Assim como os processos de estudos vocais têm se modificado à medida que as tecnologias e pesquisam avançam, como apontado por Nascimento (2016), o surgimento de novos estilos vocais cobra esta versatilidade do cantor; versatilidade que só pode ser alcançada através da compreensão do conceito acima referenciado, a plasticidade vocal, que tem sido amplamente desenvolvido.

(25)

24 Sobre este conceito, Sacramento (2012) desenvolve em seu artigo “As vozes do Performer” que:

Até à última década do século XX, a única técnica vocal considerada correta, no âmbito da música ocidental, foi a técnica de canto lírico, ou do canto erudito. Os estilos não eruditos, e o trabalho vocal dos atores, não beneficiavam de técnicas vocais específicas. As exigências técnicas colocadas pelos novos estilos vocais que surgiram durante o século XX trouxeram consigo a necessidade de uma técnica vocal versátil que permite executar todos os sons, em qualquer tipo de fonação e qualquer gênero musical, de forma consistente e segura. Na última década do séc. XX, com base nas descobertas da investigação científica, foram criados novos métodos de técnica vocal destinados a preparar os performers para produzir qualquer tipo de som, falado ou cantado, através da aquisição de uma grande plasticidade vocal. Estes métodos não excluem os processos corretamente desenvolvidos com as técnicas tradicionais, mas alargam o espectro de possibilidades do performer para além da técnica tradicional de canto erudito (SACRAMENTO, 2012. p. 11).

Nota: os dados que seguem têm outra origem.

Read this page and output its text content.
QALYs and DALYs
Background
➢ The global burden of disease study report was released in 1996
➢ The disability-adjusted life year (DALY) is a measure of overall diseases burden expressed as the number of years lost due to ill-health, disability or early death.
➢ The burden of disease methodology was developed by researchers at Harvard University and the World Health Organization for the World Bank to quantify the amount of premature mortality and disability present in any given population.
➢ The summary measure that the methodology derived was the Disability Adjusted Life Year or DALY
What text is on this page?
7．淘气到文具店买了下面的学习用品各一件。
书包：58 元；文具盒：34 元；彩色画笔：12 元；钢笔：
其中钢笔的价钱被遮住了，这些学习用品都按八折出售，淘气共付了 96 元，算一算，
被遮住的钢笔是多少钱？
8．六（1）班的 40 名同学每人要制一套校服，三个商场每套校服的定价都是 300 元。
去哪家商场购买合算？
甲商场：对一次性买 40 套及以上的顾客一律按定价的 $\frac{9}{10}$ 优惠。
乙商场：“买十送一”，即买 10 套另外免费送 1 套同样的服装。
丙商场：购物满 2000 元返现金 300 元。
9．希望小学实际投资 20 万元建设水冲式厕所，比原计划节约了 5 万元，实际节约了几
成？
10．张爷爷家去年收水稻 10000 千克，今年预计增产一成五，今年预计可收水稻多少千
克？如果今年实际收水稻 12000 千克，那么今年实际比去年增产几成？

O pesquisador sueco Sundberg (2015) também comenta sobre o uso de mais de uma técnica vocal para se cantar:

Cantores em geral adaptam o uso de suas vozes ao gênero musical em que atuam, e muitos deles podem vir até mesmo a atuar em diferentes gêneros. Uma forma eficaz de conhecer as peculiaridades vocais em diferentes gêneros musicais é comparar as características da voz de um mesmo cantor em diferentes usos vocais. Esse tipo de método oferece algumas limitações, como a de se ter apenas um cantor como referência para análise; no entanto, se esse cantor for bem-sucedido na execução dos diferentes gêneros, esses resultados serão ainda assim significativos... (SUNDBERG, 2015, p.275)

Rosemberg e Leborgne (2013), defendendo a proposta de plasticidade vocal e mistura de técnicas, no livro intitulado The Vocal Athlete (2013), trazem o conceito “plasticidade vocal” com outra terminologia, identificando o profissional que trabalha nesta lógica como “cantor híbrido”. Sobre este tema de trabalho as autoras afirmam:

O “cantor híbrido” refere-se ao atleta vocal que possui grande habilidade em executar múltiplos estilos, possuindo uma solida, ágil e adaptável técnica vocal afim de atender as atuais demandas da indústria musical vocal em constante evolução. (ROSEMBERG; LEBORGNE, 2013 apud NASCIMENTO, 2016, p. 20).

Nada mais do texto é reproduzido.